PROVING YOURSELF RESPONSIBLE
Your Creator has endowed you with a wonderful gift in giving you the capacity to become a father. But it is now up to you to care for that gift in a responsible way, not like a child that cannot be trusted with something precious. And this is true of many other things. As you approach manhood it is natural that you feel a desire for self-identity—to feel you are a distinct person—and also a desire for a measure of independence. Your parents will likely begin preparing you for the time when you can be independent. How? By gradually giving you more responsibility and the privilege of sharing in making certain decisions as to things you will do. They may invite you to express your preference as to certain subjects you will take at school or let you take on a part-time job. You may be allowed to do your own buying of some of your personal items. But whatever your parents see fit to do in this regard, it will then be up to you to show you merit that responsibility. If you act in a childish way or get “bigheaded,” then they may have to reduce your privileges again until you show yourself more of a man.
This desire for greater self-identity and a measure of independence is accompanied by other natural desires. You will feel a need to be appreciated by others for what you are and what you can do. If these desires are not directed properly, they lead to the forming of “gangs,” where many boys satisfy their desire to have a ‘sense of belonging.’ But such gangs generally form their own code of conduct, and the facts show that this almost always leads to wrongdoing, at times even to serious crimes.

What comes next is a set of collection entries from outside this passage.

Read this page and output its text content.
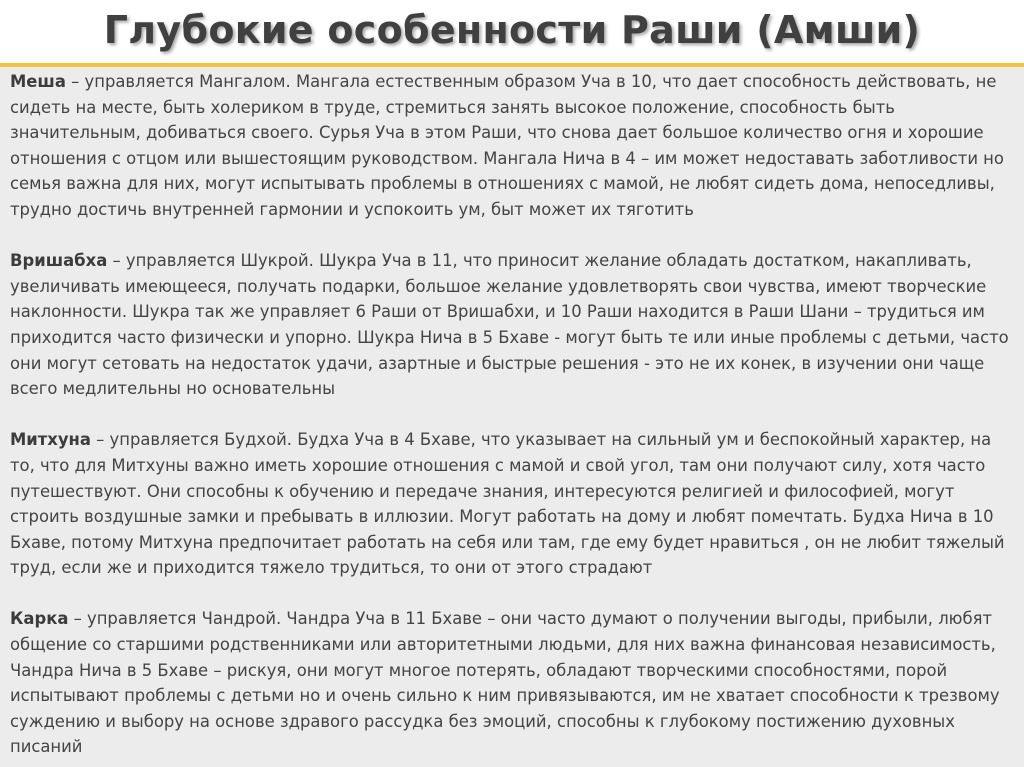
Глубокие особенности Раши (Амши)

Меша – управляется Мангалом. Мангала естественным образом Уча в 10, что дает способность действовать, не сидеть на месте, быть холериком в труде, стремиться занять высокое положение, способность быть значительным, добиваться своего. Сурья Уча в этом Раши, что снова дает большое количество огня и хорошие отношения с отцом или вышестоящим руководством. Мангала Нича в 4 – им может недоставать заботливости но семья важна для них, могут испытывать проблемы в отношениях с мамой, не любят сидеть дома, непоседливы, трудно достичь внутренней гармонии и успокоить ум, быт может их тяготить

Вришабха – управляется Шукрой. Шукра Уча в 11, что приносит желание обладать достатком, накапливать, увеличивать имеющееся, получать подарки, большое желание удовлетворять свои чувства, имеют творческие наклонности. Шукра так же управляет 6 Раши от Вришабхи, и 10 Раши находится в Раши Шани – трудиться им приходится часто физически и упорно. Шукра Нича в 5 Бхаве - могут быть те или иные проблемы с детьми, часто они могут сетовать на недостаток удачи, азартные и быстрые решения - это не их конек, в изучении они чаще всего медлительны но основательны

Митхуна – управляется Будхой. Будха Уча в 4 Бхаве, что указывает на сильный ум и беспокойный характер, на то, что для Митхуны важно иметь хорошие отношения с мамой и свой угол, там они получают силу, хотя часто путешествуют. Они способны к обучению и передаче знания, интересуются религией и философией, могут строить воздушные замки и пребывать в иллюзии. Могут работать на дому и любят помечтать. Будха Нича в 10 Бхаве, потому Митхуна предпочитает работать на себя или там, где ему будет нравиться , он не любит тяжелый труд, если же и приходится тяжело трудиться, то они от этого страдают

Карка – управляется Чандрой. Чандра Уча в 11 Бхаве – они часто думают о получении выгоды, прибыли, любят общение со старшими родственниками или авторитетными людьми, для них важна финансовая независимость, Чандра Нича в 5 Бхаве – рискуя, они могут многое потерять, обладают творческими способностями, порой испытывают проблемы с детьми но и очень сильно к ним привязываются, им не хватает способности к трезвому суждению и выбору на основе здравого рассудка без эмоций, способны к глубокому постижению духовных писаний
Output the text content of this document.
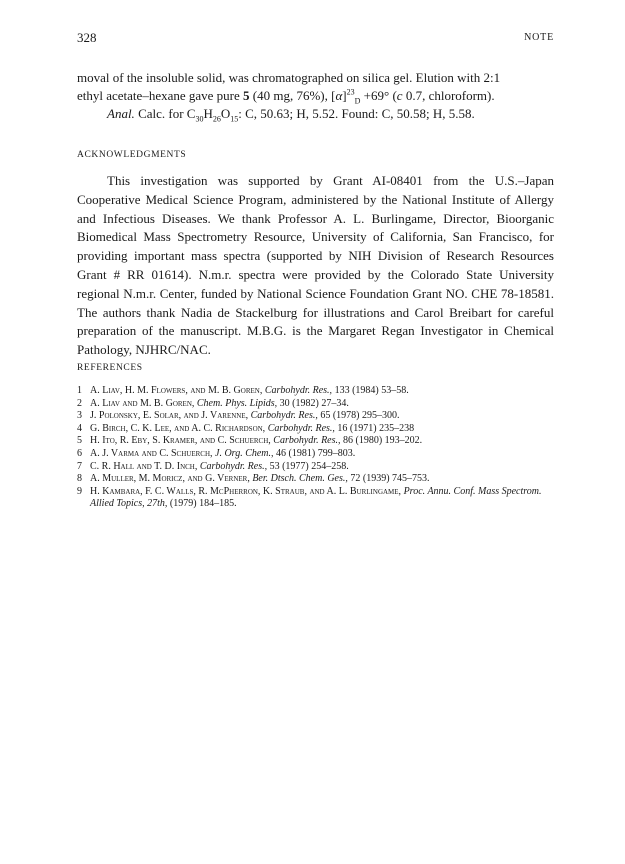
328	NOTE

moval of the insoluble solid, was chromatographed on silica gel. Elution with 2:1
ethyl acetate–hexane gave pure 5 (40 mg, 76%), $[\alpha]^{23}_D +69^\circ$ (c 0.7, chloroform).
Anal. Calc. for $C_{30}H_{26}O_{15}$: C, 50.63; H, 5.52. Found: C, 50.58; H, 5.58.

ACKNOWLEDGMENTS

This investigation was supported by Grant AI-08401 from the U.S.–Japan Cooperative Medical Science Program, administered by the National Institute of Allergy and Infectious Diseases. We thank Professor A. L. Burlingame, Director, Bioorganic Biomedical Mass Spectrometry Resource, University of California, San Francisco, for providing important mass spectra (supported by NIH Division of Research Resources Grant # RR 01614). N.m.r. spectra were provided by the Colorado State University regional N.m.r. Center, funded by National Science Foundation Grant NO. CHE 78-18581. The authors thank Nadia de Stackelburg for illustrations and Carol Breibart for careful preparation of the manuscript. M.B.G. is the Margaret Regan Investigator in Chemical Pathology, NJHRC/NAC.

REFERENCES
1 A. Liav, H. M. Flowers, and M. B. Goren, Carbohydr. Res., 133 (1984) 53–58.
2 A. Liav and M. B. Goren, Chem. Phys. Lipids, 30 (1982) 27–34.
3 J. Polonsky, E. Solar, and J. Varenne, Carbohydr. Res., 65 (1978) 295–300.
4 G. Birch, C. K. Lee, and A. C. Richardson, Carbohydr. Res., 16 (1971) 235–238
5 H. Ito, R. Eby, S. Kramer, and C. Schuerch, Carbohydr. Res., 86 (1980) 193–202.
6 A. J. Varma and C. Schuerch, J. Org. Chem., 46 (1981) 799–803.
7 C. R. Hall and T. D. Inch, Carbohydr. Res., 53 (1977) 254–258.
8 A. Muller, M. Moricz, and G. Verner, Ber. Dtsch. Chem. Ges., 72 (1939) 745–753.
9 H. Kambara, F. C. Walls, R. McPherron, K. Straub, and A. L. Burlingame, Proc. Annu. Conf. Mass Spectrom. Allied Topics, 27th, (1979) 184–185.
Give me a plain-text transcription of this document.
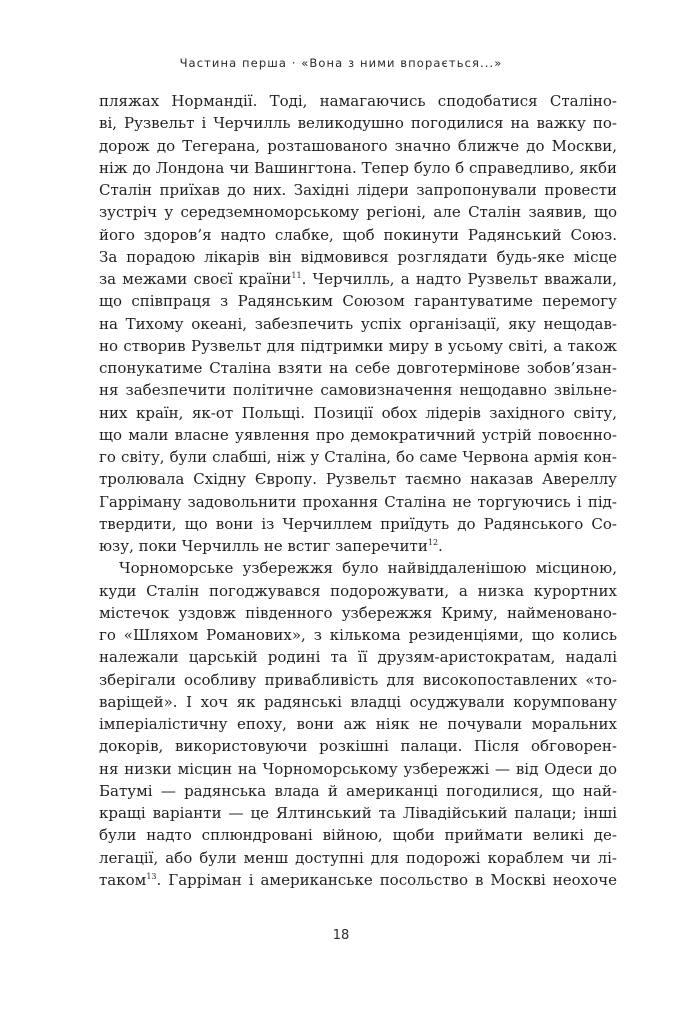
Частина перша · «Вона з ними впорається...»
пляжах Нормандії. Тоді, намагаючись сподобатися Сталіно-
ві, Рузвельт і Черчилль великодушно погодилися на важку по-
дорож до Тегерана, розташованого значно ближче до Москви,
ніж до Лондона чи Вашингтона. Тепер було б справедливо, якби
Сталін приїхав до них. Західні лідери запропонували провести
зустріч у середземноморському регіоні, але Сталін заявив, що
його здоров’я надто слабке, щоб покинути Радянський Союз.
За порадою лікарів він відмовився розглядати будь-яке місце
за межами своєї країни$^{11}$. Черчилль, а надто Рузвельт вважали,
що співпраця з Радянським Союзом гарантуватиме перемогу
на Тихому океані, забезпечить успіх організації, яку нещодав-
но створив Рузвельт для підтримки миру в усьому світі, а також
спонукатиме Сталіна взяти на себе довготермінове зобов’язан-
ня забезпечити політичне самовизначення нещодавно звільне-
них країн, як-от Польщі. Позиції обох лідерів західного світу,
що мали власне уявлення про демократичний устрій повоєнно-
го світу, були слабші, ніж у Сталіна, бо саме Червона армія кон-
тролювала Східну Європу. Рузвельт таємно наказав Авереллу
Гарріману задовольнити прохання Сталіна не торгуючись і під-
твердити, що вони із Черчиллем приїдуть до Радянського Со-
юзу, поки Черчилль не встиг заперечити$^{12}$.
Чорноморське узбережжя було найвіддаленішою місциною,
куди Сталін погоджувався подорожувати, а низка курортних
містечок уздовж південного узбережжя Криму, найменовано-
го «Шляхом Романових», з кількома резиденціями, що колись
належали царській родині та її друзям-аристократам, надалі
зберігали особливу привабливість для високопоставлених «то-
варіщей». І хоч як радянські владці осуджували корумповану
імперіалістичну епоху, вони аж ніяк не почували моральних
докорів, використовуючи розкішні палаци. Після обговорен-
ня низки місцин на Чорноморському узбережжі — від Одеси до
Батумі — радянська влада й американці погодилися, що най-
кращі варіанти — це Ялтинський та Лівадійський палаци; інші
були надто сплюндровані війною, щоби приймати великі де-
легації, або були менш доступні для подорожі кораблем чи лі-
таком$^{13}$. Гарріман і американське посольство в Москві неохоче
18
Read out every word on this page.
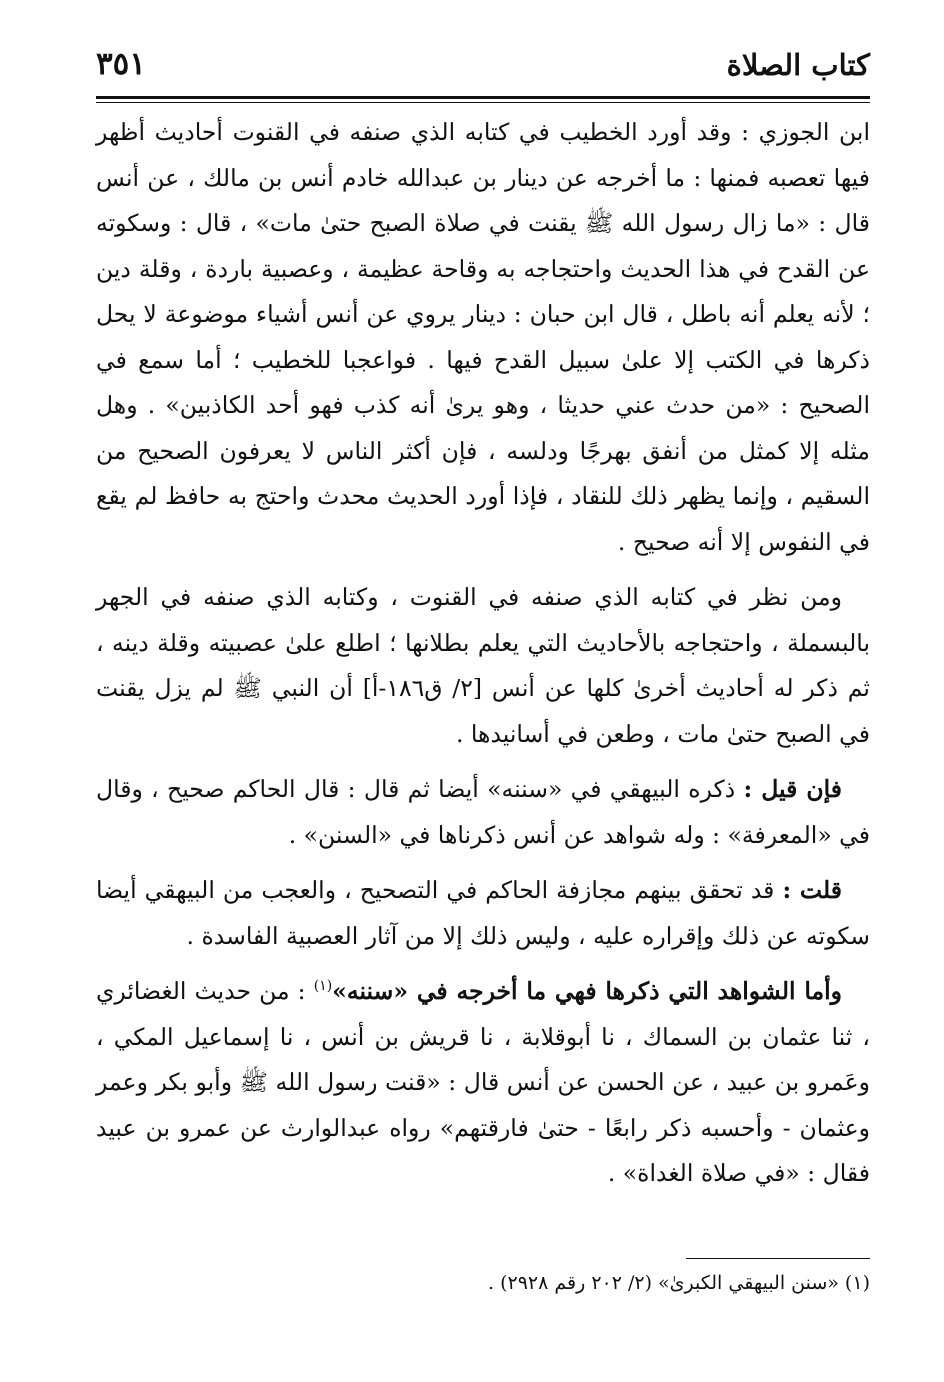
كتاب الصلاة
٣٥١

ابن الجوزي : وقد أورد الخطيب في كتابه الذي صنفه في القنوت أحاديث أظهر فيها تعصبه فمنها : ما أخرجه عن دينار بن عبدالله خادم أنس بن مالك ، عن أنس قال : «ما زال رسول الله ﷺ يقنت في صلاة الصبح حتىٰ مات» ، قال : وسكوته عن القدح في هذا الحديث واحتجاجه به وقاحة عظيمة ، وعصبية باردة ، وقلة دين ؛ لأنه يعلم أنه باطل ، قال ابن حبان : دينار يروي عن أنس أشياء موضوعة لا يحل ذكرها في الكتب إلا علىٰ سبيل القدح فيها . فواعجبا للخطيب ؛ أما سمع في الصحيح : «من حدث عني حديثا ، وهو يرىٰ أنه كذب فهو أحد الكاذبين» . وهل مثله إلا كمثل من أنفق بهرجًا ودلسه ، فإن أكثر الناس لا يعرفون الصحيح من السقيم ، وإنما يظهر ذلك للنقاد ، فإذا أورد الحديث محدث واحتج به حافظ لم يقع في النفوس إلا أنه صحيح .

ومن نظر في كتابه الذي صنفه في القنوت ، وكتابه الذي صنفه في الجهر بالبسملة ، واحتجاجه بالأحاديث التي يعلم بطلانها ؛ اطلع علىٰ عصبيته وقلة دينه ، ثم ذكر له أحاديث أخرىٰ كلها عن أنس [٢/ ق١٨٦-أ] أن النبي ﷺ لم يزل يقنت في الصبح حتىٰ مات ، وطعن في أسانيدها .

فإن قيل : ذكره البيهقي في «سننه» أيضا ثم قال : قال الحاكم صحيح ، وقال في «المعرفة» : وله شواهد عن أنس ذكرناها في «السنن» .

قلت : قد تحقق بينهم مجازفة الحاكم في التصحيح ، والعجب من البيهقي أيضا سكوته عن ذلك وإقراره عليه ، وليس ذلك إلا من آثار العصبية الفاسدة .

وأما الشواهد التي ذكرها فهي ما أخرجه في «سننه»$^{(١)}$ : من حديث الغضائري ، ثنا عثمان بن السماك ، نا أبوقلابة ، نا قريش بن أنس ، نا إسماعيل المكي ، وعَمرو بن عبيد ، عن الحسن عن أنس قال : «قنت رسول الله ﷺ وأبو بكر وعمر وعثمان - وأحسبه ذكر رابعًا - حتىٰ فارقتهم» رواه عبدالوارث عن عمرو بن عبيد فقال : «في صلاة الغداة» .

(١) «سنن البيهقي الكبرىٰ» (٢/ ٢٠٢ رقم ٢٩٢٨) .
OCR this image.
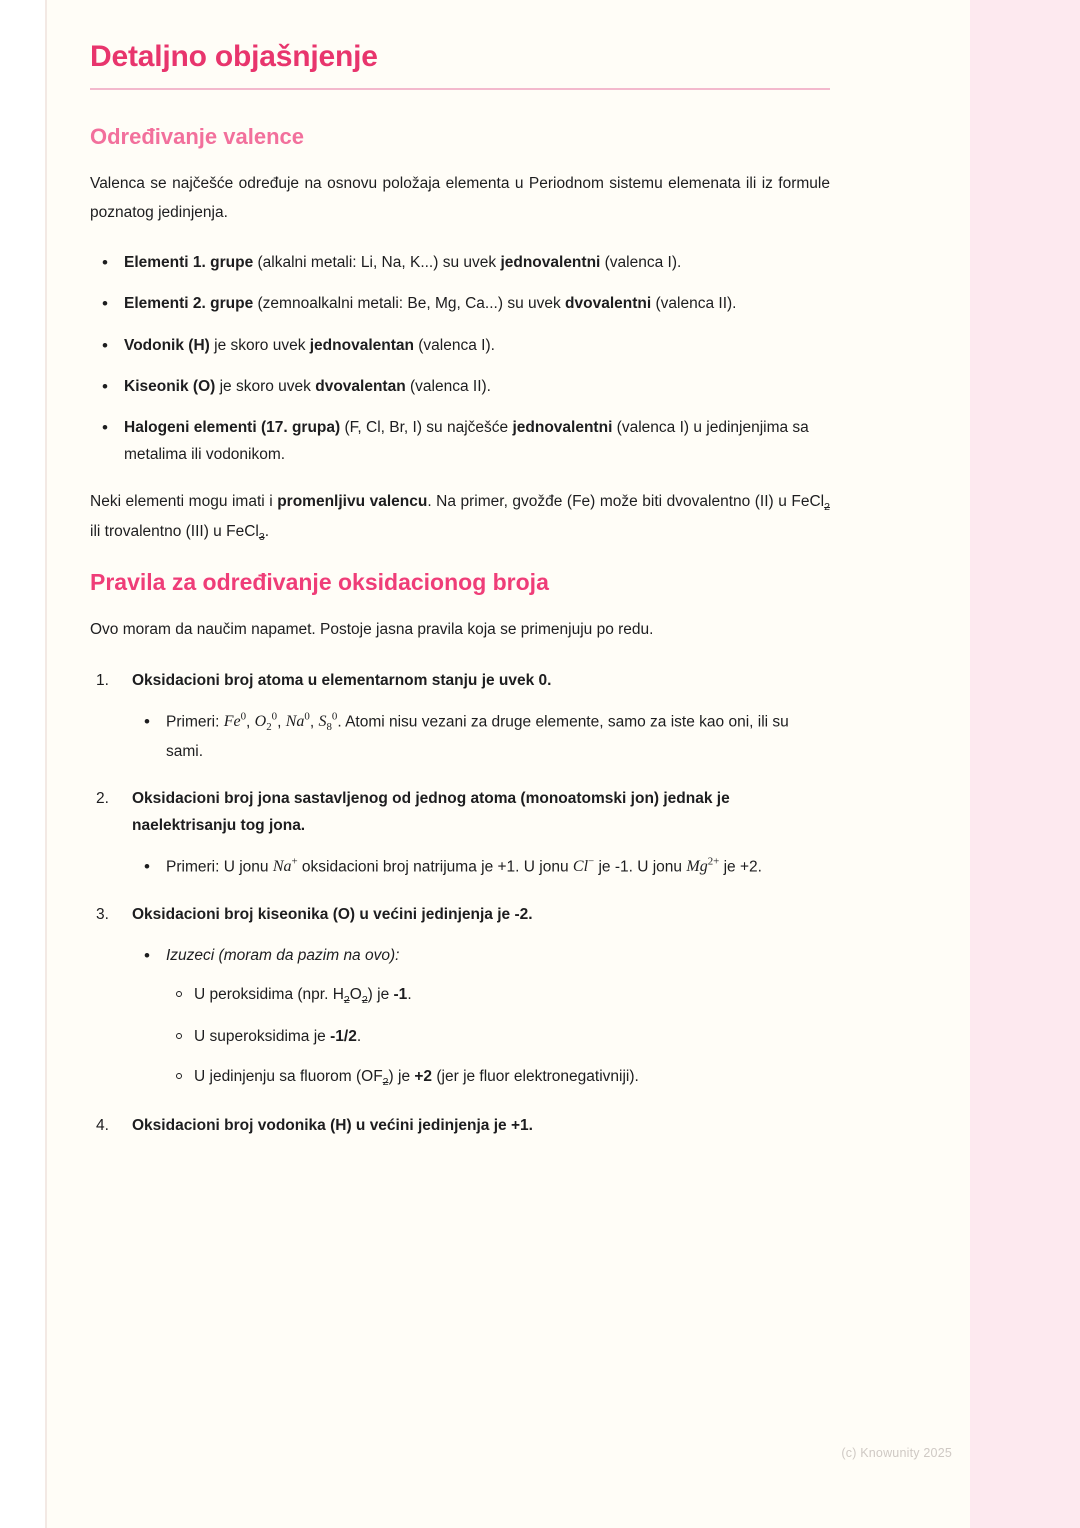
Detaljno objašnjenje
Određivanje valence

Valenca se najčešće određuje na osnovu položaja elementa u Periodnom sistemu elemenata ili iz formule poznatog jedinjenja.

• Elementi 1. grupe (alkalni metali: Li, Na, K...) su uvek jednovalentni (valenca I).
• Elementi 2. grupe (zemnoalkalni metali: Be, Mg, Ca...) su uvek dvovalentni (valenca II).
• Vodonik (H) je skoro uvek jednovalentan (valenca I).
• Kiseonik (O) je skoro uvek dvovalentan (valenca II).
• Halogeni elementi (17. grupa) (F, Cl, Br, I) su najčešće jednovalentni (valenca I) u jedinjenjima sa metalima ili vodonikom.

Neki elementi mogu imati i promenljivu valencu. Na primer, gvožđe (Fe) može biti dvovalentno (II) u FeCl$_2$ ili trovalentno (III) u FeCl$_3$.

Pravila za određivanje oksidacionog broja

Ovo moram da naučim napamet. Postoje jasna pravila koja se primenjuju po redu.

Oksidacioni broj atoma u elementarnom stanju je uvek 0.
• Primeri: Fe$^0$, $O_2^0$, Na$^0$, $S_8^0$. Atomi nisu vezani za druge elemente, samo za iste kao oni, ili su sami.
Oksidacioni broj jona sastavljenog od jednog atoma (monoatomski jon) jednak je naelektrisanju tog jona.
• Primeri: U jonu Na+ oksidacioni broj natrijuma je +1. U jonu Cl− je -1. U jonu $Mg^{2+}$ je +2.
Oksidacioni broj kiseonika (O) u većini jedinjenja je -2.
• Izuzeci (moram da pazim na ovo):
U peroksidima (npr. $H_2O_2$) je -1.
U superoksidima je -1/2.
U jedinjenju sa fluorom $(OF_2)$ je +2 (jer je fluor elektronegativniji).
Oksidacioni broj vodonika (H) u većini jedinjenja je +1.
(c) Knowunity 2025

Probably more than any other single factor, bad companionship is to be found at the root of the problem when young men get into trouble.—1 Cor. 15:33.
During this period of life you begin to get some idea of what you are going to look like physically as a grown man. But you should also start thinking more and more about what you are going to be like inside, what the Bible calls “the secret person of the heart.” (1 Pet. 3:4) This stage of your life is not the time to let a desire for increased independence somehow divide you off from your parents and the rest of the family. The changes you are experiencing during puberty, and the new urges you feel and have to learn to control, actually increase your need for their love and steadying influence. Instead of drawing away from your parents and letting a gap develop, draw closer to them and learn all you can from them as you now approach adulthood. You will never regret this and you will bring them real happiness too, making them proud to have you as their son. (Prov. 23:24, 25) Then, too, the sensation of ‘belonging’ can be satisfied not only by sharing in family activities, recreation and trips but also by association with genuine Christians, congregating with them and offering your growing abilities and strength to perform needed services within the congregation. Thus you will be growing and developing not only physically, but also spiritually, and your sense of personal worth will grow accordingly.